A leading figure in the Irish astronomical community, Prof Peter Gallagher will now lead DIAS’s astronomy and astrophysics division.
Trinity College Dublin’s Prof Peter Gallagher has left his role with the university to become the new senior professor and head of astronomy and astrophysics at the Dublin Institute for Advanced Studies (DIAS).
During his tenure as a professor of astrophysics at TCD, Gallagher has been heavily involved in developing the country’s astronomy infrastructure in collaboration with partners in Europe and elsewhere.
Among these efforts included his role as lead developer for the Irish Low Frequency Array (I-LOFAR) switched on at its site in Birr, Co Offaly last year. The €2m site joined the European €150m LOFAR telescope network used to study celestial objects including our sun, black holes and magnetic fields.
He was also instrumental in the establishment of a magnetometer array at TCD built to help us get advanced warning for solar flares and, in 2017 began working with the European Space Agency (ESA) in an advisory role.
Forging greater links with the world
Commenting on his new role, Gallagher said: “It is a privilege to take up this appointment in an institution with fundamental research at its core.
“DIAS has an exemplary track record and a rich heritage in astrophysics and space research.
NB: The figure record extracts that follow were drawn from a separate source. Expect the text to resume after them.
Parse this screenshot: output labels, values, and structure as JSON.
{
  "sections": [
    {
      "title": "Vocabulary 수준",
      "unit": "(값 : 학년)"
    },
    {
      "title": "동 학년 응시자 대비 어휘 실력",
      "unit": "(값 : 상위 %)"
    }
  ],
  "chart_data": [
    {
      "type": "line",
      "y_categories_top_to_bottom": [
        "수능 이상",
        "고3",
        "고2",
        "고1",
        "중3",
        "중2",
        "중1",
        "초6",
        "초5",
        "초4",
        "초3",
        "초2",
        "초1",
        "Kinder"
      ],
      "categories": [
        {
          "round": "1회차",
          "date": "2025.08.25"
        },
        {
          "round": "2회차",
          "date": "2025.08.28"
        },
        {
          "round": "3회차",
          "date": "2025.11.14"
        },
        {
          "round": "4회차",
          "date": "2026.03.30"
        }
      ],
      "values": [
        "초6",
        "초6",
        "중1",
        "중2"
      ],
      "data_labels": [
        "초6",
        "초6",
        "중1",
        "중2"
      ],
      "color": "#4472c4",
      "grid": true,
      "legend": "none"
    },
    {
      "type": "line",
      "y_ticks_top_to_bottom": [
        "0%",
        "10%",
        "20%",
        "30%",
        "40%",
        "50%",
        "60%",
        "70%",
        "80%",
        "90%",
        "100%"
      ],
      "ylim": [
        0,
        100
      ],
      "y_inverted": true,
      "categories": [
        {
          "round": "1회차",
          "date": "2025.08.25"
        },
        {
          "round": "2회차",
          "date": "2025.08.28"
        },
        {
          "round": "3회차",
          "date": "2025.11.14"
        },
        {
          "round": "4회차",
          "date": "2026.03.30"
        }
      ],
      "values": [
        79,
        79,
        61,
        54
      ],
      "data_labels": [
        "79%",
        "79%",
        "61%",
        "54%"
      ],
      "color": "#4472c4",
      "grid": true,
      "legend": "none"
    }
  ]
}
Since its formation, DIAS Astrophysics has connected Ireland to leading international organisations, such as ESA and, more recently, the European Southern Observatory (ESO).”
He went on to add: “Ireland is currently developing a space strategy for enterprise, which offers us a great opportunity to develop a strong space research and innovation ecosystem.
“I am looking forward to further advancing both DIAS and Ireland’s links between Irish research institutions, companies and international space agencies.”
This news follows another major appointment involving the institute, with member Prof Tom Ray being announced as Ireland’s representative at ESO now the country has formally joined.
“Membership of the ESO is a wonderful development for Irish astronomy and is hugely significant for future generations of Irish scientists,” Ray said following his appointment.